Fowl cholera

Cock of a breeding flock with green diarrhea

Fowl cholera is also called avian cholera, avian pasteurellosis and avian hemorrhagic septicemia.[1]

It is the most common pasteurellosis of poultry. As the causative agent is Pasteurella multocida, it is considered to be a zoonosis.

Adult birds and old chickens are more susceptible. In parental flocks, cocks are far more susceptible than hens.[2]

Besides chickens, the disease also concerns turkeys, ducks, geese, raptors, and canaries. Turkeys are particularly sensitive, with mortality ranging to 65%.[3]

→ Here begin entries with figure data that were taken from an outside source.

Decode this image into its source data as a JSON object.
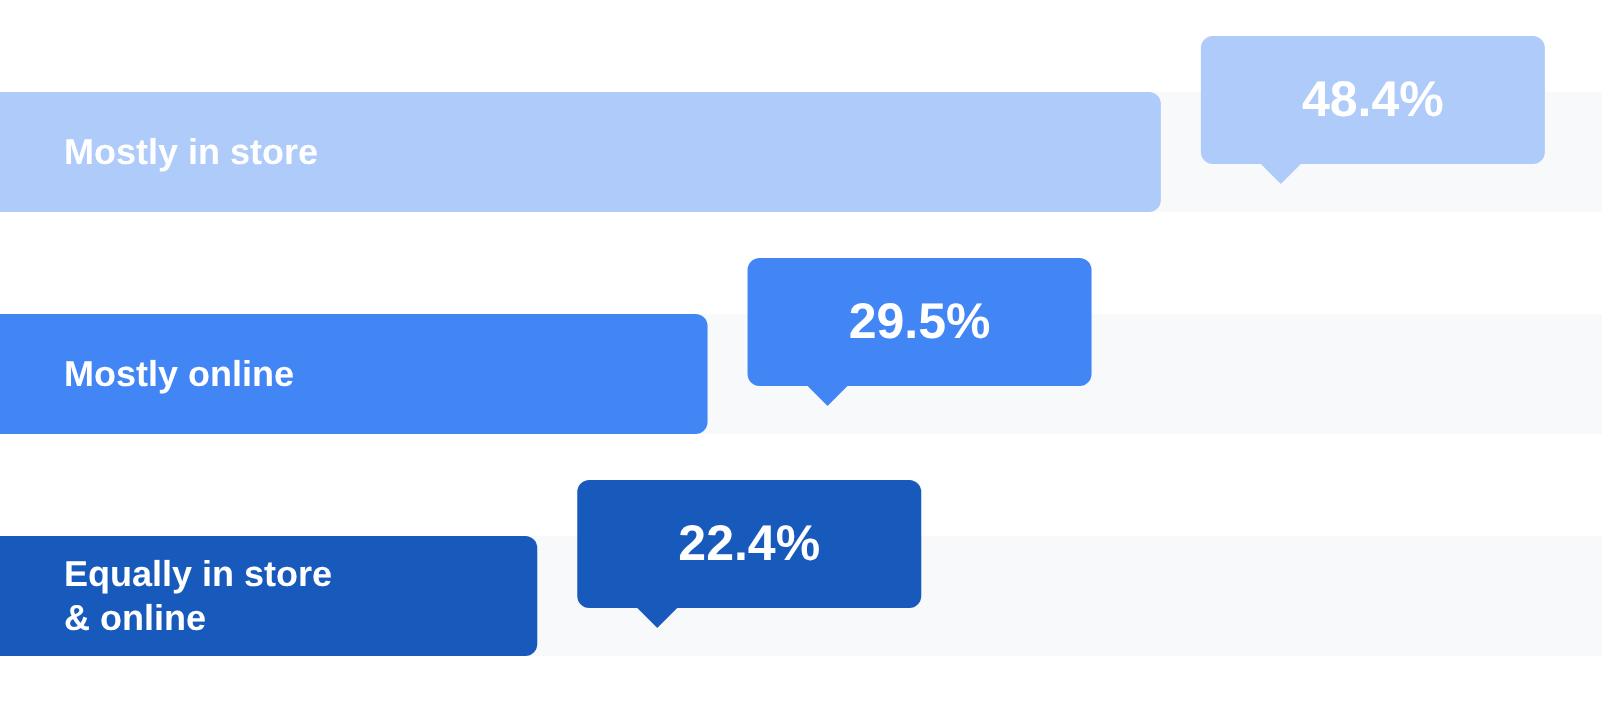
{
  "chart_data": {
    "type": "bar",
    "orientation": "horizontal",
    "categories": [
      "Mostly in store",
      "Mostly online",
      "Equally in store & online"
    ],
    "values": [
      48.4,
      29.5,
      22.4
    ],
    "colors": [
      "#aecbfa",
      "#4285f4",
      "#185abc"
    ],
    "value_labels": [
      "48.4%",
      "29.5%",
      "22.4%"
    ],
    "grid": false,
    "legend": false
  }
}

The recognition of this pathological condition is of ever increasing importance for differential diagnosis with avian influenza.

  1. ^ K.R. Rhoades and R.B. Rimler, Avian pasteurellosis, in "Diseases of poultry", ed. by M.S. Hofstad, Iowa State University Press, Ames, Iowa, USA ISBN 0-8138-0430-2, p. 141.
  2. ^ Hassan Iraqui, Observation on an outbreak of fowl cholera in a parental broiler flock, Azrou, Morocco, October 2007, unpublished data.
  3. ^ Alberts and Graham (1948), quoted in "Diseases of poultry", op. cit.